RIO - Durante a pandemia, a atriz Eva Wilma, que morreu ontem aos 87 anos, vítima de um câncer no ovário, teve que criar conexões com novas formas de exercer sua arte, como muito de seus pares, em tempos de distanciamento social. Em setembro do ano passado, em casa, diante de algumas câmeras e sem o olhar atento da plateia, ela estrelou o espetáculo “Eva, a live’’, com transmissão no YouTube e no Instagram. "Essa é uma forma de me adaptar temporariamente. Venho de outro tipo de relação com o público. Era uma relação menos efêmera e imediata", contou.
Quarentenada, ela comparou o atual momento a uma "terceira guerra mundial", diante de tantas angústicas e incertezas. Mas sempre se mostrou otimista: "Sonhar é necessário. Quem deixa de sonhar se entrega. Noel Rosa dizia que 'adeus é pra quem deixa a vida'. Meu filho tem uma canção que parodia essa frase e que termina dizendo: 'Adeus é pra quem deixa de sonhar'", disse ela, na ocasião. A seguir, trechos da entrevista com a atriz.
Acho que isso é transitório. É uma forma de nos adaptarmos temporariamente e nos mantermos próximos, ativos. Mas eu não gosto muito. Acredito que as lives vão evoluir para uma linguagem própria. Mas uma peça de teatro encenada dessa forma, sem uma adaptação de roteiro e conceito, é só um "quebra galho". Fica muito longe do impacto que um ator, no espaço cênico livre do teatro, pode causar.
Qual a sua maior dificuldade com essa nova realidade das artes cênicas na internet?

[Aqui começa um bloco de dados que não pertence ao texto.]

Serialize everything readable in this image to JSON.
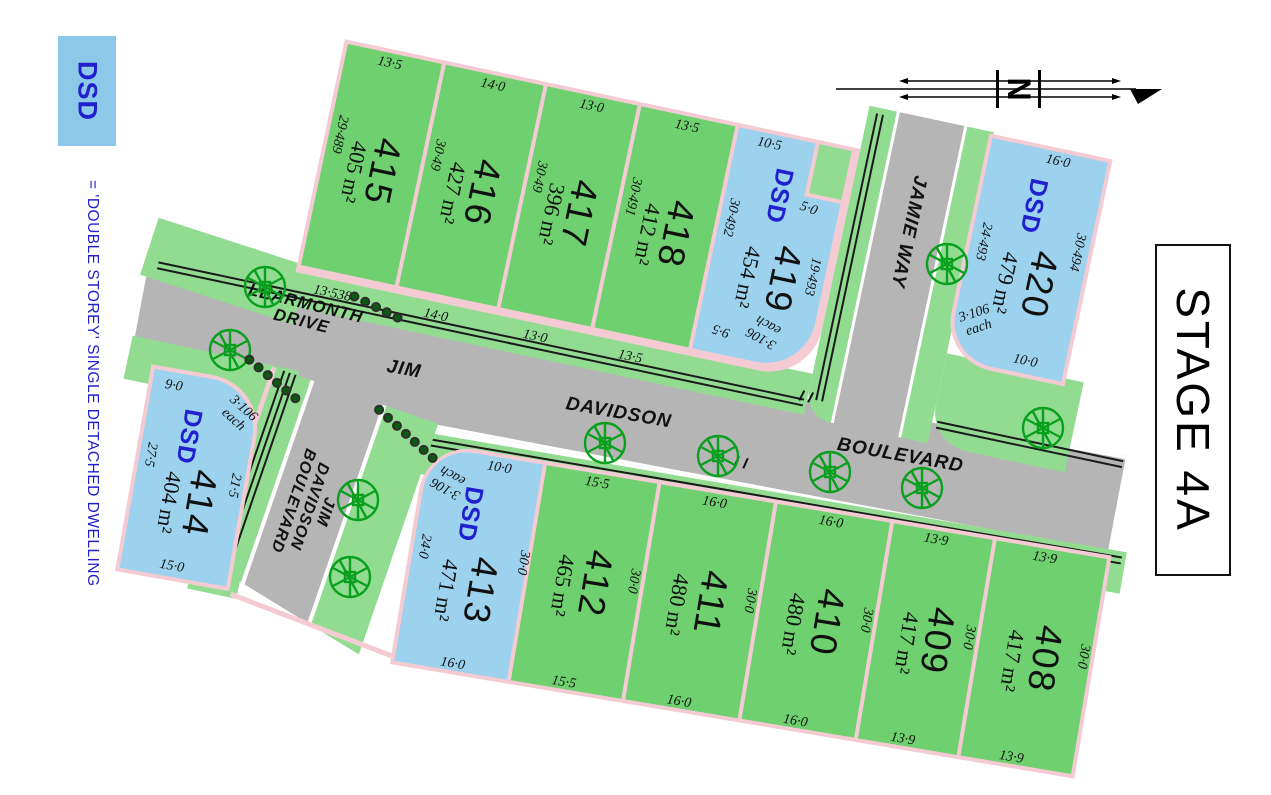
{
  "legend": {
    "abbr": "DSD",
    "definition": "=  'DOUBLE STOREY' SINGLE DETACHED DWELLING"
  },
  "title": "STAGE 4A",
  "north": {
    "label": "N"
  },
  "streets": {
    "learmonth": "LEARMONTH\nDRIVE",
    "jim": "JIM",
    "davidson": "DAVIDSON",
    "boulevard": "BOULEVARD",
    "jim_davidson_leg": "JIM DAVIDSON\nBOULEVARD",
    "jamie": "JAMIE WAY"
  },
  "dsd_label": "DSD",
  "lots": [
    {
      "number": "415",
      "area": "405 m²",
      "type": "standard",
      "dims": {
        "top": "13·5",
        "bottom": "13·538",
        "left": "29·489"
      }
    },
    {
      "number": "416",
      "area": "427 m²",
      "type": "standard",
      "dims": {
        "top": "14·0",
        "bottom": "14·0",
        "side": "30·49"
      }
    },
    {
      "number": "417",
      "area": "396 m²",
      "type": "standard",
      "dims": {
        "top": "13·0",
        "bottom": "13·0",
        "side": "30·49"
      }
    },
    {
      "number": "418",
      "area": "412 m²",
      "type": "standard",
      "dims": {
        "top": "13·5",
        "bottom": "13·5",
        "side": "30·491"
      }
    },
    {
      "number": "419",
      "area": "454 m²",
      "type": "dsd",
      "dims": {
        "top": "10·5",
        "side": "30·492",
        "notch": "5·0",
        "right": "19·493",
        "bottom": "9·5",
        "each": "3·106\neach"
      }
    },
    {
      "number": "420",
      "area": "479 m²",
      "type": "dsd",
      "dims": {
        "top": "16·0",
        "left": "24·493",
        "right": "30·494",
        "bottom": "10·0",
        "each": "3·106\neach"
      }
    },
    {
      "number": "414",
      "area": "404 m²",
      "type": "dsd",
      "dims": {
        "top": "9·0",
        "left": "27·5",
        "right": "21·5",
        "bottom": "15·0",
        "each": "3·106\neach"
      }
    },
    {
      "number": "413",
      "area": "471 m²",
      "type": "dsd",
      "dims": {
        "top": "10·0",
        "left": "24·0",
        "right": "30·0",
        "bottom": "16·0",
        "each": "3·106\neach"
      }
    },
    {
      "number": "412",
      "area": "465 m²",
      "type": "standard",
      "dims": {
        "top": "15·5",
        "bottom": "15·5",
        "right": "30·0"
      }
    },
    {
      "number": "411",
      "area": "480 m²",
      "type": "standard",
      "dims": {
        "top": "16·0",
        "bottom": "16·0",
        "right": "30·0"
      }
    },
    {
      "number": "410",
      "area": "480 m²",
      "type": "standard",
      "dims": {
        "top": "16·0",
        "bottom": "16·0",
        "right": "30·0"
      }
    },
    {
      "number": "409",
      "area": "417 m²",
      "type": "standard",
      "dims": {
        "top": "13·9",
        "bottom": "13·9",
        "right": "30·0"
      }
    },
    {
      "number": "408",
      "area": "417 m²",
      "type": "standard",
      "dims": {
        "top": "13·9",
        "bottom": "13·9",
        "right": "30·0"
      }
    }
  ],
  "colors": {
    "lot_green": "#6ED06E",
    "verge_green": "#92DC92",
    "dsd_blue": "#9DD2EE",
    "road_gray": "#B5B5B5",
    "boundary_pink": "#F4CBD3",
    "dsd_text_blue": "#2020CF",
    "tree_green": "#09A01E"
  }
}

Tenho dificuldade com a solicitação de vídeos rápidos para promover esses trabalhos, porque venho de outro tipo de relação com o público. Uma relação menos efêmera e imediata. Mas procuro me adaptar e encontrar prazer nestas demandas.
A senhora tem formação musical, e chegou a fazer aulas com Inezita Barroso na infância. Em algum momento, pensou em seguir a carreira de cantora?

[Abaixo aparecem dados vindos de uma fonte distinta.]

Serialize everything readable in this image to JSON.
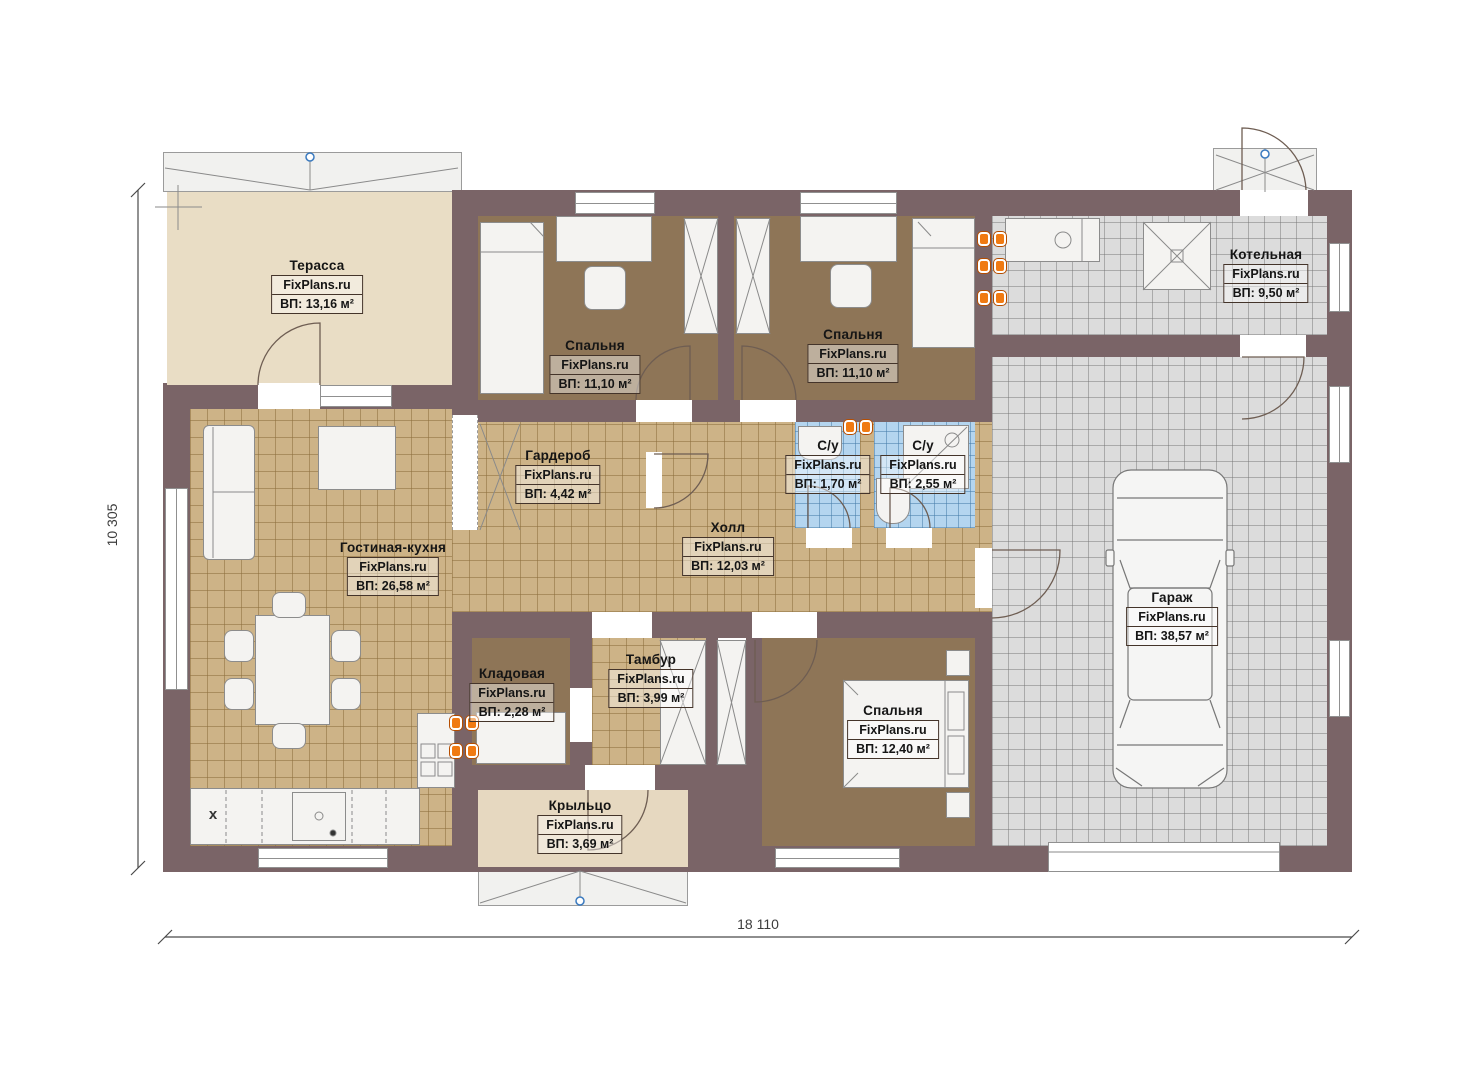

Eu sempre fui meio exibidinha, e aquilo me dava muita satisfação. Mas também era bailarina, e acabei tendo uma relação profissional maior com a dança, chegando a participar do balé do 4º centenário, que acabou me levando à profissão de atriz. Acredito que as três profissões estão interligadas, mas a de cantora foi a que menos tentei. Interessante que, nessa altura da vida, depois de 66 anos de carreira, o canto é que me mantém mais forte pra prosseguir, até porque não dá para dançar mais, né? Se não fosse isso, acredito que dançaria novamente. Tudo me mantém viva.
Onde tem passado a quarentena?
Tenho passado a quarentena na minha casa. Já vivi tantos momentos de incertezas, mas nunca igual a esse, que atingiu o mundo inteiro. Parece que estamos atravessando a Terceira Guerra Mundial. Mas acredito que a humanidade vai saber se adaptar, como sempre. Daí lembro da canção do Gil, que cantávamos para encerrar nosso espetáculo: "Não me iludo, tudo permanecerá do jeito que tem sido, transcorrendo, transformando, tempo e espaço navegando todos os sentidos".
O que tem pensado neste momento de tantas incertezas?
Acredito que todos sentimos medo. O medo é uma proteção, e faz parte do processo de adaptação. Mas, aos poucos, o medo vai passando, e vemos que podemos confiar nos nossos brilhantes médicos, que enfrentam essa situação de forma brilhante.
Manter-se em atividade profissionalmente é uma maneira de aplacar as angústias?
Sonhar é necessário. Quem deixa de sonhar se entrega. Noel Rosa dizia que "adeus é pra quem deixa a vida". Meu filho tem uma canção que parodia essa frase e que termina dizendo: "Adeus é pra quem deixa de sonhar". Então, sonhar é estar vivo, e sonhar, na minha idade, é o que mais me dá esperanças.
Você lutou contra a ditadura militar brasileira, e participou da passeata dos cem mil. O que sente quando vê exaltações do atual governo a esse período da história do país?
Prefiro continuar trabalhando e através da arte continuar tentando contribuir para a melhora da nossa cultura e das nossas relações humanas. Sou otimista sempre.